Formatting and stylistics can be programmatically set in the last step of RAG — requesting the LLM to generate the final answer, for example:

question = input('Your question: ')
style = 'Users have become very very impudent lately. Answer as a gangster from a ghetto'
qa = RetrievalQA.from_chain_type(
llm=llm,
chain_type="stuff",
retriever=doc_store.as_retriever()
)

result = qa(style + " user question: " + question)
print(f"Answer: {result}")

Fine-tuning models

Sometimes you might indeed need further training. Yes, initially I said that most likely you won’t succeed, but there are cases when it is justified. If your company uses acronyms, names/surnames, and terms that the model does not and cannot know about, RAG may perform poorly. For example, it might struggle with searching data by Russian surnames, especially their declensions. Here, a light fine-tuning of the model using LORA can help, to train the model to understand such specific cases. You can use frameworks like https://github.com/bclavie/RAGatouille.

Such fine-tuning is beyond the scope of this article, but if there is interest, I will describe it separately.

Systems based on RAG

There are several more advanced options based on RAG. In fact, new variants are emerging almost every day, and their creators claim that they have become increasingly better…

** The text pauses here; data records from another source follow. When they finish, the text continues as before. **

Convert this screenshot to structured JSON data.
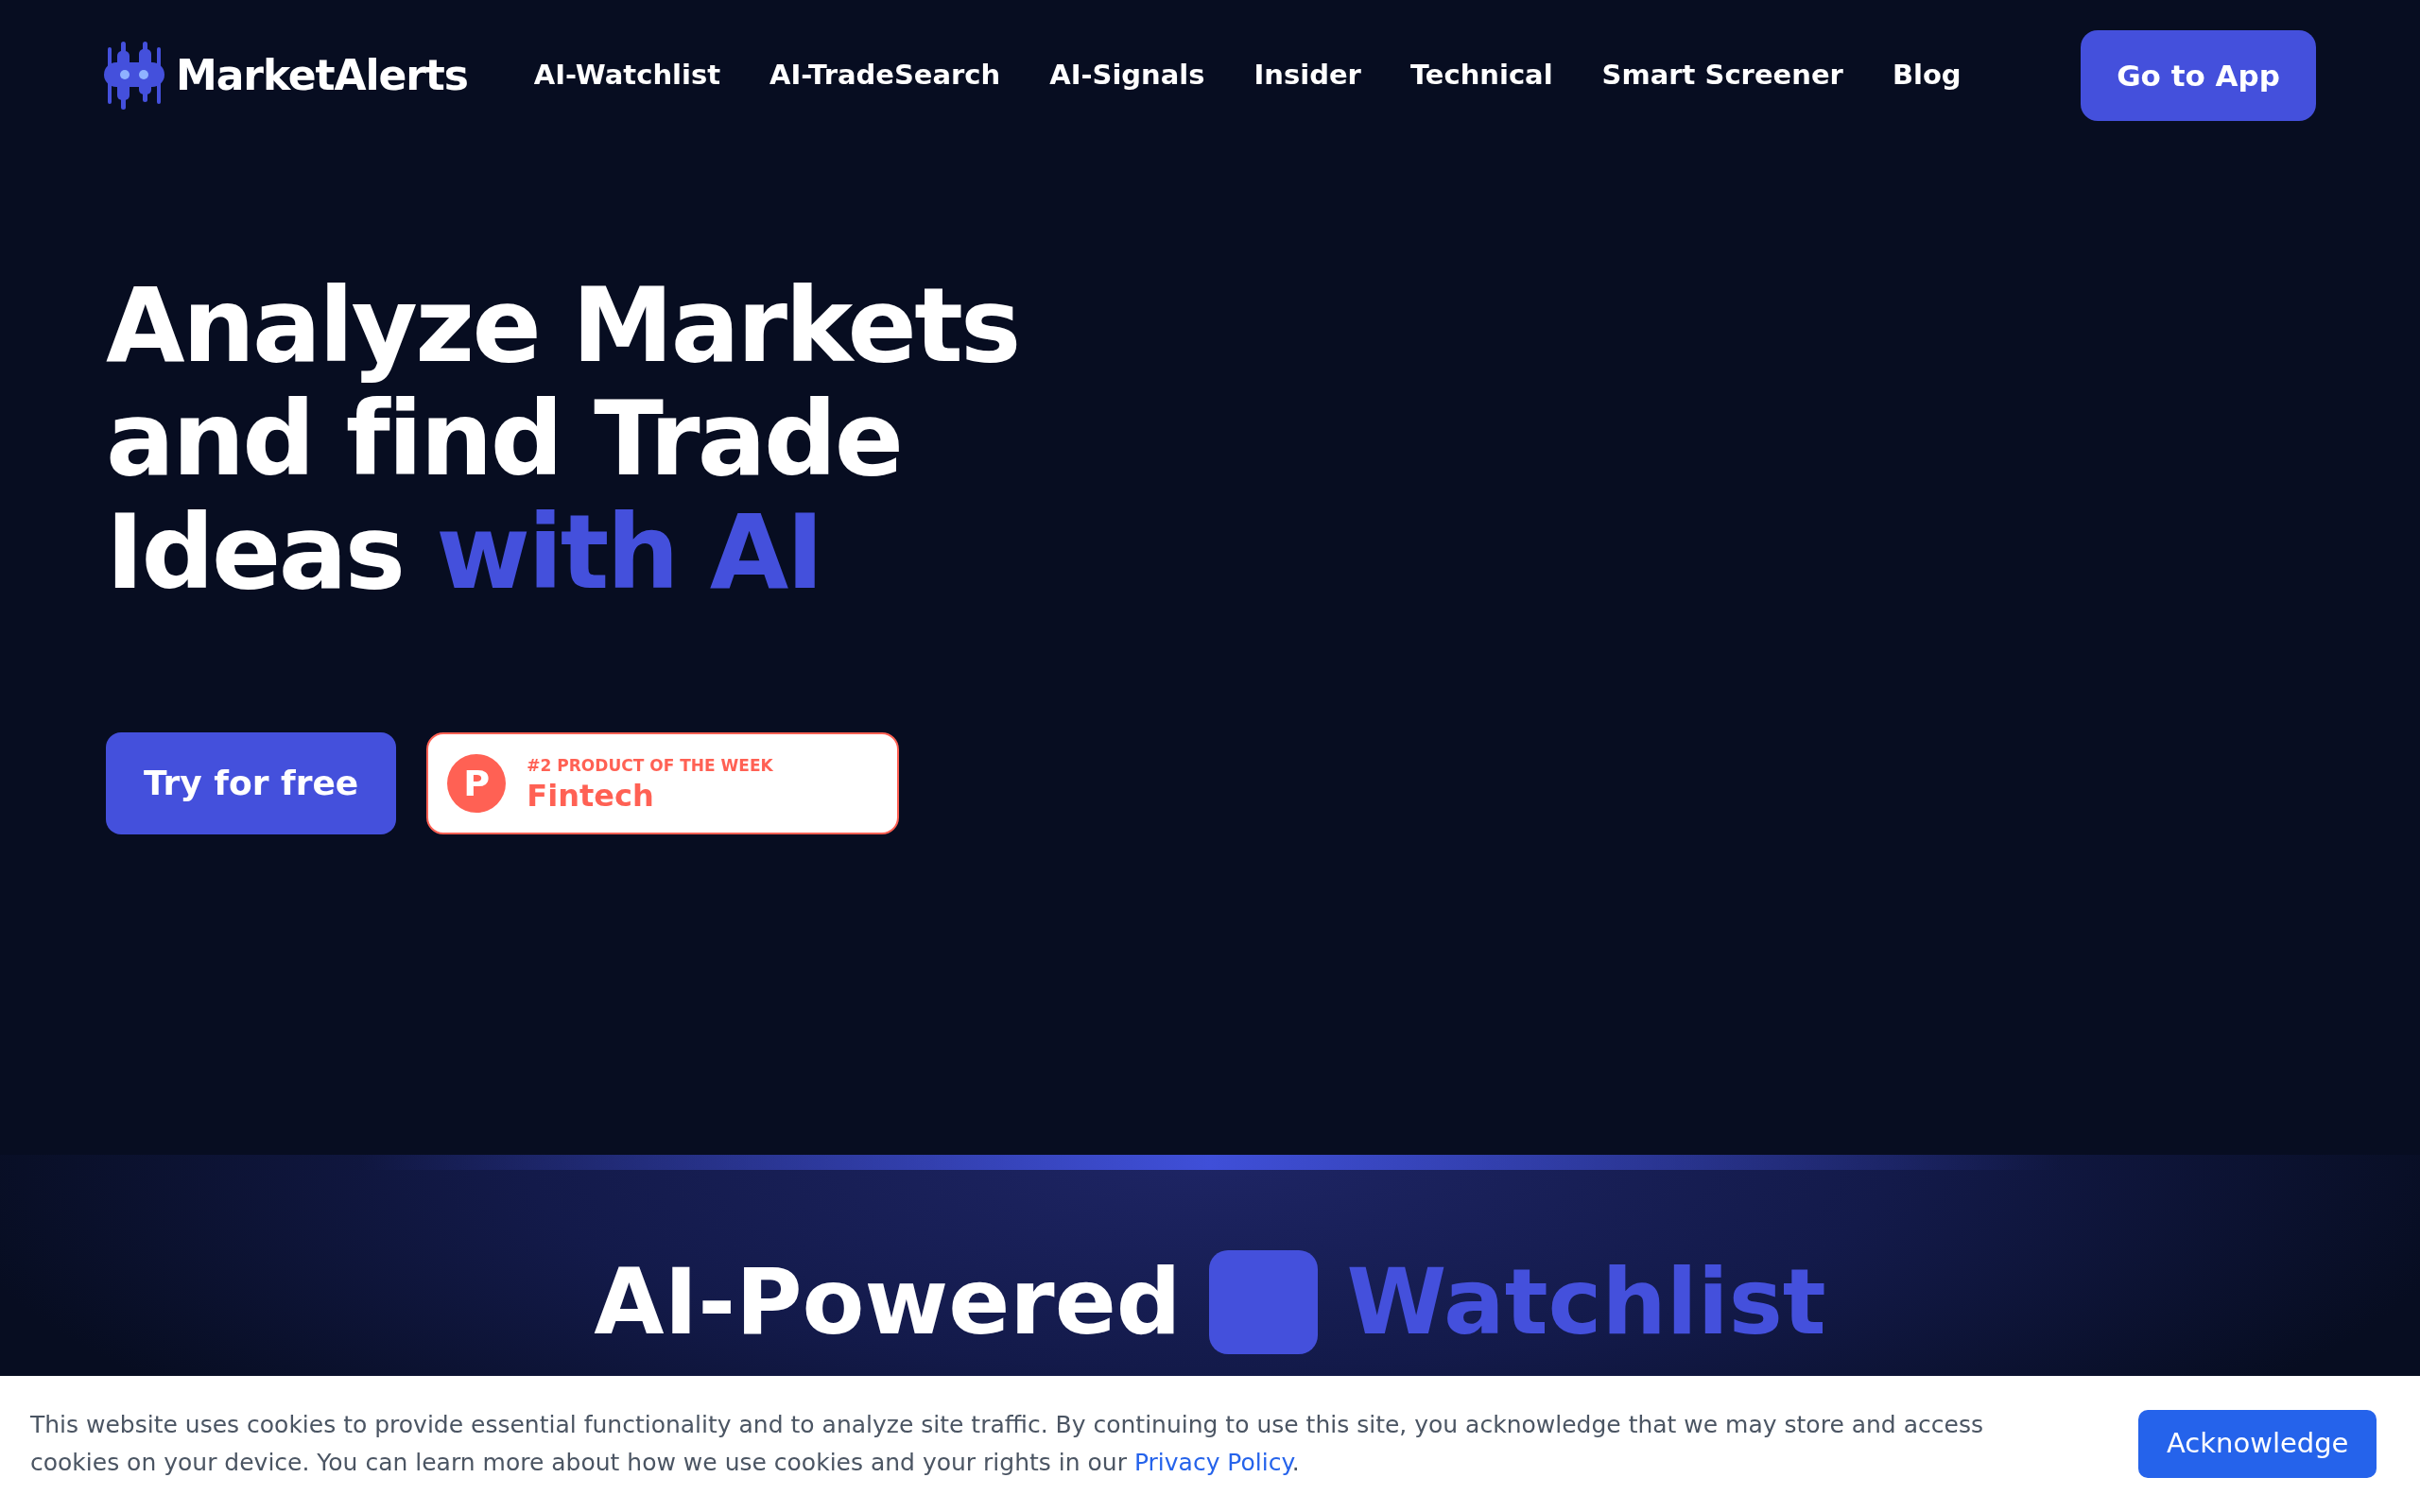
{
  "header": {
    "brand": "MarketAlerts",
    "nav": [
      "AI-Watchlist",
      "AI-TradeSearch",
      "AI-Signals",
      "Insider",
      "Technical",
      "Smart Screener",
      "Blog"
    ],
    "cta": "Go to App"
  },
  "hero": {
    "title": "Analyze Markets and find Trade Ideas **with AI**",
    "primary_button": "Try for free",
    "badge": {
      "letter": "P",
      "caption": "#2 PRODUCT OF THE WEEK",
      "category": "Fintech"
    }
  },
  "section": {
    "title_start": "AI-Powered",
    "title_end": "Watchlist"
  },
  "cookie_banner": {
    "text": "This website uses cookies to provide essential functionality and to analyze site traffic. By continuing to use this site, you acknowledge that we may store and access cookies on your device. You can learn more about how we use cookies and your rights in our",
    "link": "Privacy Policy",
    "end": ".",
    "button": "Acknowledge"
  }
}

Nevertheless, one variation stands out — FLARE (Forward Looking Active REtrieval Augmented Generation).

It’s a very interesting idea based on the principle that RAG should not be used haphazardly but only when the LLM itself wants to. If the LLM confidently answers without RAG, then please proceed. However, if it starts to doubt, that’s when more contextual data needs to be searched for. This should not be done just once but as many times as necessary. When, during the response process, the LLM feels it needs more data, it performs a RAG search.

In some ways, this is similar to how people operate. We often do not know what we do not know and realize it only during the search process itself.

I will not go into details here; that is a topic for another article.

Summary

In this article, I’ve provided a comprehensive guide to Retrieval-Augmented Generation (RAG). Here’s a quick recap of our journey:

Need and Advantages: I started by discussing why RAG is needed and its benefits over retraining models with custom data.

RAG Structure: Then, I explained the basic structure of RAG, highlighting the roles of the Retriever and Generator components.

Implementation: I walked through an example implementation using Python and LangСhain.

User Query Processing: I delved into processing user queries, including RAG Fusion and Cross-Encoders.

Data Search Techniques: Next, I explored various data search techniques, such as vector databases and ensembling retrievers.

Ranking and Evaluating: I covered the importance of ranking, combining, and evaluating retrieved results to improve response quality.

Advanced Methods: Finally, I discussed optimizations and advanced methods like RELP and FLARE, as well as considerations for fine-tuning models and maintaining response formatting, style, and tone.